Celiac disease is an autoimmune disease that happens to have a known trigger -- gluten. Flare-ups develop (antibodies) causing damage. Not just in the small intestine, but systemically. One gluten exposure can cause antibodies to increase for days or months! Antibodies are being measured during the celiac blood tests. If there is no gluten exposure, there will be no antibodies. These antibodies can come down in some people in as little as two weeks. Recommendations require gluten 2 to 4 weeks daily for the biopsies taken via endoscopy in order to be sure to catch damage, but 8 to 12 weeks for the blood tests. The endoscopy is considered the "gold standard" in helping to diagnose celiac disease, but there are other things that can damage the small intestine. So, the blood test helps solidify the diagnosis. So, if you want a good result on your endoscopy, you need to be eating gluten daily for two week prior at a minimum. I know it is tough and you are feeling sick. Wish there was a better way to catch active celiac disease.

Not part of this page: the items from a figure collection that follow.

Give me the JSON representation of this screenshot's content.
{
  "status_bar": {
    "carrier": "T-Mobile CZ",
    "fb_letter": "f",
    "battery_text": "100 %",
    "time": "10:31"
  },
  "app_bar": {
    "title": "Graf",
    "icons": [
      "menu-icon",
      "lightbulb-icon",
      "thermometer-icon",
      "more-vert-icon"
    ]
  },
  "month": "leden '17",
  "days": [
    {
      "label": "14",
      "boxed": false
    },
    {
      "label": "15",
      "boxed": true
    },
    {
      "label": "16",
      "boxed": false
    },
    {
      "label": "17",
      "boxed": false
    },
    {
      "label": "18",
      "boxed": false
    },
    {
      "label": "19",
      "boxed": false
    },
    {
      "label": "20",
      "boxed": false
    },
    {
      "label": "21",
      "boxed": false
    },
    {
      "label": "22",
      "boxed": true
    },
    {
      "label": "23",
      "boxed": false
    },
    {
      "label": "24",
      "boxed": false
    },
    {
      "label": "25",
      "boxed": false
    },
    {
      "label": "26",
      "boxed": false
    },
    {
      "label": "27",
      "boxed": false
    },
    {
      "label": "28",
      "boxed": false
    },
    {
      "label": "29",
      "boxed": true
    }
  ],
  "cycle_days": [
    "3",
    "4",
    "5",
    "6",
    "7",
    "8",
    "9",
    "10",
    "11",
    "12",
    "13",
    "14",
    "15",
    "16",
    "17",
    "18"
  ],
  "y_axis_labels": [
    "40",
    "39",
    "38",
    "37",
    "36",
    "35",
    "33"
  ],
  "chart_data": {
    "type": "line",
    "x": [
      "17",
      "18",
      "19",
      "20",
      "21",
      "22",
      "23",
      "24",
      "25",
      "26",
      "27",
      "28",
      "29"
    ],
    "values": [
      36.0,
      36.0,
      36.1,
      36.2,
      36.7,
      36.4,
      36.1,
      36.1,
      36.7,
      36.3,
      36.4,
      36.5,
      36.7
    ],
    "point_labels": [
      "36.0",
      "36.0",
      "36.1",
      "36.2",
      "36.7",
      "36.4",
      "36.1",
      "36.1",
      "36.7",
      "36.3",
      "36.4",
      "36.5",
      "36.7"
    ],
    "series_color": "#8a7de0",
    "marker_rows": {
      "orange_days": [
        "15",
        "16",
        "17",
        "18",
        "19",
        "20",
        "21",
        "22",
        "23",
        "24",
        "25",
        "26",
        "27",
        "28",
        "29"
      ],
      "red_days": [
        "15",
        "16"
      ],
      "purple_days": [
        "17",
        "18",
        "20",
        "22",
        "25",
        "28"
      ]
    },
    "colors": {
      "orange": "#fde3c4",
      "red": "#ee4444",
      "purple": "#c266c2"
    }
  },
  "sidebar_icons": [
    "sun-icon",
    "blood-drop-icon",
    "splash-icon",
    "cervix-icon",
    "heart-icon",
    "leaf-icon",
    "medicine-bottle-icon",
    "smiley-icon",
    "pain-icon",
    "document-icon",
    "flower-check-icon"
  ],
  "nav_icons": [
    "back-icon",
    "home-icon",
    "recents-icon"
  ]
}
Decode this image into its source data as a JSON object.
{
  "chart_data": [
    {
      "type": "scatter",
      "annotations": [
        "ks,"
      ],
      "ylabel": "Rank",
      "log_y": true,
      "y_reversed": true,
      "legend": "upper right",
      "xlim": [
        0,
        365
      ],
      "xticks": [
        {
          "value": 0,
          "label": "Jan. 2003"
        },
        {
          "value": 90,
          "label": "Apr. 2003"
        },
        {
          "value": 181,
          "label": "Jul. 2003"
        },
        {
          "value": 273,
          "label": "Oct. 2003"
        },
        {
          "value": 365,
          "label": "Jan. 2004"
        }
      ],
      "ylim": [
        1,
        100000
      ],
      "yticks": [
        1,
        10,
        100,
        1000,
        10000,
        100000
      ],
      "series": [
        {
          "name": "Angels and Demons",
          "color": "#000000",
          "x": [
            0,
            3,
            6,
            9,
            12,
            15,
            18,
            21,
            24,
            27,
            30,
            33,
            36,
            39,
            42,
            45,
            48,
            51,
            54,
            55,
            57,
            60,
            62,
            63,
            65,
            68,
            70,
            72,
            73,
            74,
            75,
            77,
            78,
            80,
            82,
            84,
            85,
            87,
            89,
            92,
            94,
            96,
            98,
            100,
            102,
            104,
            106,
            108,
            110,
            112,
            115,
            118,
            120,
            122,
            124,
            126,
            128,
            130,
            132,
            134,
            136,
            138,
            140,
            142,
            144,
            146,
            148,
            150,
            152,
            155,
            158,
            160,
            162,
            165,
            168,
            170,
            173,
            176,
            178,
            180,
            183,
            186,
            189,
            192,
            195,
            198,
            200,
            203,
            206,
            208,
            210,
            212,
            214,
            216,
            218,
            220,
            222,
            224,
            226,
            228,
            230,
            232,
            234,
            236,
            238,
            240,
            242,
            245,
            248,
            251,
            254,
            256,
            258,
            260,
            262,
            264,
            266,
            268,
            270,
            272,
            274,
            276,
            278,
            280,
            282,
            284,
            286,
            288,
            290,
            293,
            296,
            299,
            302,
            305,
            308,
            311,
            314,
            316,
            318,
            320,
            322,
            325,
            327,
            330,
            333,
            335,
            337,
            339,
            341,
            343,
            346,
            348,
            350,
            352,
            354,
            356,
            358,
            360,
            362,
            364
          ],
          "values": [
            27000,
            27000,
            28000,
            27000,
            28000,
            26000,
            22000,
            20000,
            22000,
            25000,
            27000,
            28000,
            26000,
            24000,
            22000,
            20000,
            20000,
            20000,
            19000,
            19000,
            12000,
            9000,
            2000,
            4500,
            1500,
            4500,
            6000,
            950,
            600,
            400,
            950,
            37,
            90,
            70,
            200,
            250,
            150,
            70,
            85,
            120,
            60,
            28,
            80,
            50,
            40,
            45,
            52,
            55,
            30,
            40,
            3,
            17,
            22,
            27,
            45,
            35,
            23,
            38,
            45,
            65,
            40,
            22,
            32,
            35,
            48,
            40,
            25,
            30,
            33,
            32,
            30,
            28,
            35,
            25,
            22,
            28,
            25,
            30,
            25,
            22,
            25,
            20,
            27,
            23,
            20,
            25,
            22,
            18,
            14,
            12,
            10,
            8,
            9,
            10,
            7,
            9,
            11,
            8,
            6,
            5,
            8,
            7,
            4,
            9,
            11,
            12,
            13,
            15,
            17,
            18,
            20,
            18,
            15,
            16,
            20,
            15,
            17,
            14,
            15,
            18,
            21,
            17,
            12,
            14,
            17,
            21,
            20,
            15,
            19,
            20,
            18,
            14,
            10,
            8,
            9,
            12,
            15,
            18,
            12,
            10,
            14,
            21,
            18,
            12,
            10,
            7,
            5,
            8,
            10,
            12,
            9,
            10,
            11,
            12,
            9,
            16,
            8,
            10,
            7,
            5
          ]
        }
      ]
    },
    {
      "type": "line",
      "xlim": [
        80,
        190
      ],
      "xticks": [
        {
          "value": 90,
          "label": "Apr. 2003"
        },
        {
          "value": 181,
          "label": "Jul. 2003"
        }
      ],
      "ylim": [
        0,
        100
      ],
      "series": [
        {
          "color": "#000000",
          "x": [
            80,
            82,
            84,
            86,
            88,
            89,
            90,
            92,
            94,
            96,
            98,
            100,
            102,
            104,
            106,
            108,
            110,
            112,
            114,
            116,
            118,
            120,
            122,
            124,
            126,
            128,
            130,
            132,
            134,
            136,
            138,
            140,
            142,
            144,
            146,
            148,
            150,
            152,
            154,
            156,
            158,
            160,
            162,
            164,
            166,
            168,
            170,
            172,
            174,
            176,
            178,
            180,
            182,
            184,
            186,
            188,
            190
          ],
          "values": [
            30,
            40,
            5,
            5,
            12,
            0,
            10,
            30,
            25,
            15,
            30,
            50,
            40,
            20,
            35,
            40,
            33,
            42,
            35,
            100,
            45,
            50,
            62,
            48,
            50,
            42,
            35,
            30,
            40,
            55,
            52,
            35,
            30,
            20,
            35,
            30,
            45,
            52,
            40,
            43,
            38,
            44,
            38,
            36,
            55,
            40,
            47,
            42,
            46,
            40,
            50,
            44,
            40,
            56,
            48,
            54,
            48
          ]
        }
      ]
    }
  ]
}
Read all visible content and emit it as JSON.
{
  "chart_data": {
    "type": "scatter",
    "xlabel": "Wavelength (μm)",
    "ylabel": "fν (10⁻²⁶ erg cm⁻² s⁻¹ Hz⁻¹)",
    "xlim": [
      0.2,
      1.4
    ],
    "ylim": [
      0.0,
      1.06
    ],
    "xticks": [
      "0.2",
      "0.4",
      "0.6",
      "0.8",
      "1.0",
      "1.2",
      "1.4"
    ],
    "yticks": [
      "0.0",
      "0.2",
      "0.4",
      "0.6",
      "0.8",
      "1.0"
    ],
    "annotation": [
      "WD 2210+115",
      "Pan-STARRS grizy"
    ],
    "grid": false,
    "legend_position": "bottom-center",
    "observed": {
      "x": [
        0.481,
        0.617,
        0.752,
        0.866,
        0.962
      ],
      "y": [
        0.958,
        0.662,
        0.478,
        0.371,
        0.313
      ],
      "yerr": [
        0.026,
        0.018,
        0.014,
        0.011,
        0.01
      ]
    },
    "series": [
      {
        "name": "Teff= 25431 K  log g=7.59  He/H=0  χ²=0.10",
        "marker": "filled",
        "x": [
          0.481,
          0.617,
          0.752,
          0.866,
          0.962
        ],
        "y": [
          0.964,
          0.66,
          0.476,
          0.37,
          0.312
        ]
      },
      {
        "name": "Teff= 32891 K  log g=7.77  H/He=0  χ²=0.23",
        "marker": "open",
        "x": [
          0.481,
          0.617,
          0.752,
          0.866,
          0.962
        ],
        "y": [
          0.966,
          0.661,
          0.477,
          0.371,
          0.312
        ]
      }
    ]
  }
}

Hi everyone, Just an update to my situation. I had thought that I might be getting better since I started adding gluten-free grain back into my diet but I was wrong. It seems that the Methscopalamine Bromide just delayed the effects, didn't stop them. I had to stop taking it because one of the side effects is to stop sweating, which I did. There were times when I felt hot and almost couldn't catch my breath. Anyway, my doc put me on Viberzi instead. I took 3 doses, 1 Tuesday evening and then 1 Wednesday morning and then again Wednesday evening. Each time I took 1, it seemed that about half an hour later I would develop severe abdominal cramping, pain in my neck, shoulders and upper back and a feeling like my insides were on fire. My face felt like it was hot and tingling. It wasn't warm to the touch but felt like it to me. Worse of all is it didn't work anyway, I still had diarrhea. I stopped taking Viberzi after reading the precautions pamphlet which said, "stop taking Viberzi and tell your doctor if you have abdominal cramping, pain which radiates to your shoulders or upper back." Go figure. Anyway, today is 3 weeks straight of diarrhea and still no diagnosis and not sure what he's going to want to do next. George

I'm still really new to all this but is it common to have trouble with sleep? I swear since my symptoms got really bad a few months ago I can't get 1 good nights sleep, like a 5 hour stretch is doing real good. Wake up at 3am wide awake almost every night. Told my doctor and they've recommended melatonin, that doesn't work. Tried chamomile and lavender tea, no help. Tried zzquil, that will knock me out but maybe for like an extra hour then I'm really drowsy the next morning from it. I don't know what to do.

I have 2 copies of DQ9. One from each parent.